2. Art. 267 AEUV ist dahin auszulegen, dass er der Auslegung einer nationalen Rechtsvorschrift entgegensteht, nach der eine Kammer eines letztinstanzlich entscheidenden Gerichts, die sich in Bezug auf eine Frage nach der Auslegung oder der Gültigkeit des Unionsrechts der durch eine Entscheidung des Plenums dieses Gerichts aufgestellten Leitlinie nicht anzuschließen vermag, diese Frage an das Plenum verweisen muss und somit daran gehindert ist, den Gerichtshof der Europäischen Union um Vorabentscheidung zu ersuchen.

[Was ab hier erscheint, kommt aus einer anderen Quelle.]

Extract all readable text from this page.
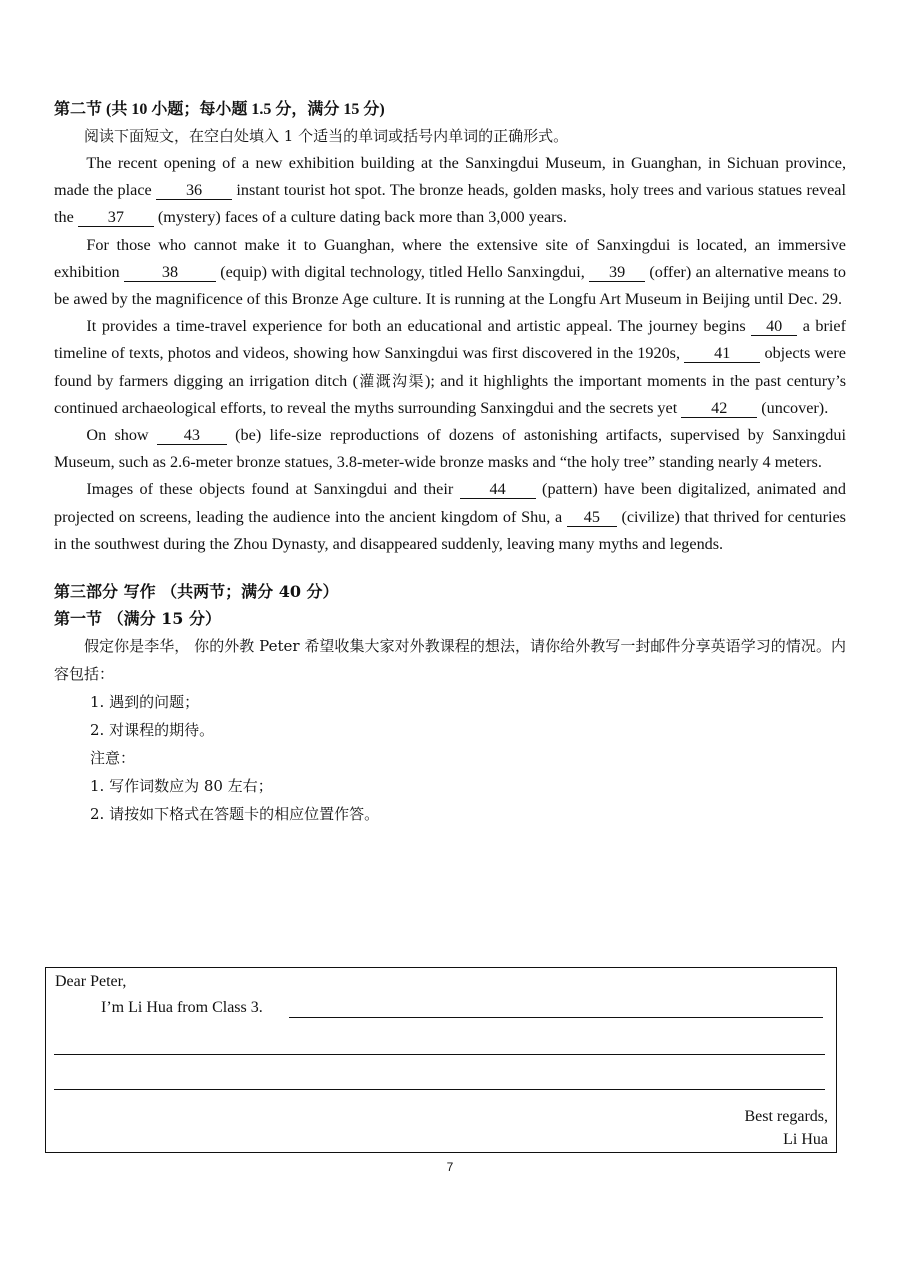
第二节 (共 10 小题；每小题 1.5 分，满分 15 分)

阅读下面短文，在空白处填入 1 个适当的单词或括号内单词的正确形式。

The recent opening of a new exhibition building at the Sanxingdui Museum, in Guanghan, in Sichuan province, made the place 36 instant tourist hot spot. The bronze heads, golden masks, holy trees and various statues reveal the 37 (mystery) faces of a culture dating back more than 3,000 years.

For those who cannot make it to Guanghan, where the extensive site of Sanxingdui is located, an immersive exhibition 38 (equip) with digital technology, titled Hello Sanxingdui, 39 (offer) an alternative means to be awed by the magnificence of this Bronze Age culture. It is running at the Longfu Art Museum in Beijing until Dec. 29.

It provides a time-travel experience for both an educational and artistic appeal. The journey begins 40 a brief timeline of texts, photos and videos, showing how Sanxingdui was first discovered in the 1920s, 41 objects were found by farmers digging an irrigation ditch (灌溉沟渠); and it highlights the important moments in the past century’s continued archaeological efforts, to reveal the myths surrounding Sanxingdui and the secrets yet 42 (uncover).

On show 43 (be) life-size reproductions of dozens of astonishing artifacts, supervised by Sanxingdui Museum, such as 2.6-meter bronze statues, 3.8-meter-wide bronze masks and “the holy tree” standing nearly 4 meters.

Images of these objects found at Sanxingdui and their 44 (pattern) have been digitalized, animated and projected on screens, leading the audience into the ancient kingdom of Shu, a 45 (civilize) that thrived for centuries in the southwest during the Zhou Dynasty, and disappeared suddenly, leaving many myths and legends.

第三部分 写作 （共两节；满分 40 分）

第一节 （满分 15 分）

假定你是李华， 你的外教 Peter 希望收集大家对外教课程的想法，请你给外教写一封邮件分享英语学习的情况。内容包括：

1. 遇到的问题；

2. 对课程的期待。

注意：

1. 写作词数应为 80 左右；

2. 请按如下格式在答题卡的相应位置作答。

Dear Peter,
I’m Li Hua from Class 3.
Best regards,
Li Hua
7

3. Art. 267 AEUV ist dahin auszulegen, dass eine Kammer eines letztinstanzlich entscheidenden Gerichts, nachdem der Gerichtshof der Europäischen Union eine ihm von ihr gestellte Frage nach der Auslegung des Unionsrechts beantwortet hat oder wenn aus der Rechtsprechung des Gerichtshofs der Europäischen Union bereits eine eindeutige Antwort auf die Frage hervorgeht, selbst alles Erforderliche tun muss, damit diese Auslegung des Unionsrechts umgesetzt wird.

 

Tatbestand

In der Rechtssache

betreffend ein Vorabentscheidungsersuchen nach Art. 267 AEUV, eingereicht vom Consiglio di giustizia amministrativa per la Regione siciliana (Rat der Verwaltungsgerichtsbarkeit für die Region Sizilien, Italien) mit Entscheidung vom 26. September 2013, beim Gerichtshof eingegangen am 24. Dezember 2013, in dem Verfahren

Puligienica Facility Esco SpA (PFE)

gegen

Airgest SpA,

Beteiligte:

Gestione Servizi Ambientali Srl (GSA),

Zenith Services Group Srl (ZS),

erlässt

DER GERICHTSHOF (Große Kammer)

unter Mitwirkung des Präsidenten K. Lenaerts, der Kammerpräsidentin R. Silva de Lapuerta, der Kammerpräsidenten M. Ilešič, T. von Danwitz, J. L. da Cruz Vilaça, D. Šváby und F. Biltgen, der Richter A. Rosas, E. Juhász (Berichterstatter), A. Borg Barthet, J. Malenovský, J.-C. Bonichot, C. Vajda und S. Rodin sowie der Richterin K. Jürimäe,

Generalanwalt: M. Wathelet,

Kanzler: I. Illéssy, dann V. Giacobbo-Peyronnel, Verwaltungsräte,

aufgrund des schriftlichen Verfahrens und auf die mündliche Verhandlung vom 11. März 2015,

unter Berücksichtigung der Erklärungen

  • der Puligienica Facility Esco SpA (PFE), vertreten durch U. Ilardo, avvocato,
  • der Gestione Servizi Ambientali Srl (GSA) und der Zenith Services Group Srl (ZS), vertreten durch D. Gentile und D. Galli, avvocati,
  • der italienischen Regierung, vertreten durch G. Palmieri als Bevollmächtigte im Beistand von S. Varone, avvocato dello Stato,
  • der Europäischen Kommission, vertreten durch D. Recchia und A. Tokár als Bevollmächtigte,

nach Anhörung der Schlussanträge des Generalanwalts in der Sitzung vom 23. April 2015,

aufgrund des Beschlusses vom 16. Juli 2015 über die Wiedereröffnung der mündlichen Verhandlung und auf die mündliche Verhandlung vom 15. September 2015,

unter Berücksichtigung der Erklärungen

  • der italienischen Regierung, vertreten durch G. Palmieri ...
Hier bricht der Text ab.